Il y eut, dans la longue histoire de la vie, un moment où notre espèce quitta le monde muet de l’immanence. L’apparition de la conscience et du langage marque le moment où l’être humain s’est temporairement séparé du règne animal, où la nécessité subitement s’est fait sentir de constituer un fonds de mémoire verbal à partir duquel a pu se déployer un nouveau regard dont la perspective n’a cessé de s’élargir depuis.
Dans ce concentré d’une réflexion rare, claire et précise, Bernard Noël examine les caractères d’un mal dont les effets sont orchestrés par les dominants depuis les écrans fixes ou mobiles. La constante monopolisation de notre espace mental a désormais tout d’un cancer qui se serait insidieusement généralisé et menacerait maintenant d’envahir les dernières « civilisations hors images » qui ont échappé au fléau.

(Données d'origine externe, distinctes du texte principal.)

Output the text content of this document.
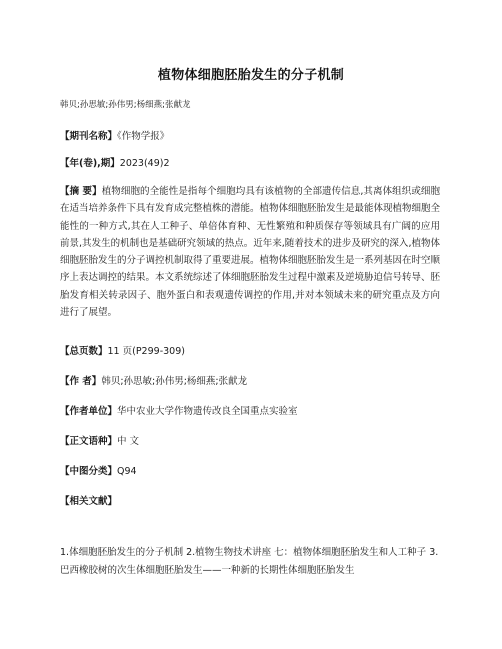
植物体细胞胚胎发生的分子机制
韩贝;孙思敏;孙伟男;杨细燕;张献龙
【期刊名称】《作物学报》
【年(卷),期】2023(49)2
【摘 要】植物细胞的全能性是指每个细胞均具有该植物的全部遗传信息,其离体组织或细胞在适当培养条件下具有发育成完整植株的潜能。植物体细胞胚胎发生是最能体现植物细胞全能性的一种方式,其在人工种子、单倍体育种、无性繁殖和种质保存等领域具有广阔的应用前景,其发生的机制也是基础研究领域的热点。近年来,随着技术的进步及研究的深入,植物体细胞胚胎发生的分子调控机制取得了重要进展。植物体细胞胚胎发生是一系列基因在时空顺序上表达调控的结果。本文系统综述了体细胞胚胎发生过程中激素及逆境胁迫信号转导、胚胎发育相关转录因子、胞外蛋白和表观遗传调控的作用,并对本领域未来的研究重点及方向进行了展望。
【总页数】11 页(P299-309)
【作 者】韩贝;孙思敏;孙伟男;杨细燕;张献龙
【作者单位】华中农业大学作物遗传改良全国重点实验室
【正文语种】中 文
【中图分类】Q94
【相关文献】
1.体细胞胚胎发生的分子机制 2.植物生物技术讲座 七：植物体细胞胚胎发生和人工种子 3.巴西橡胶树的次生体细胞胚胎发生——一种新的长期性体细胞胚胎发生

Nous sommes à un tournant décisif de notre histoire qu’il s’agit d’aborder en pleine conscience et qui, si nous n’y prenons garde, pourrait bien devenir le point de basculement à partir duquel, fatiguée de nos excès, la vie se retournerait contre nous pour nous retirer ce qu’elle nous avait accordé sans compter : la possibilité d’être tout en restant conscients de ce que nous sommes…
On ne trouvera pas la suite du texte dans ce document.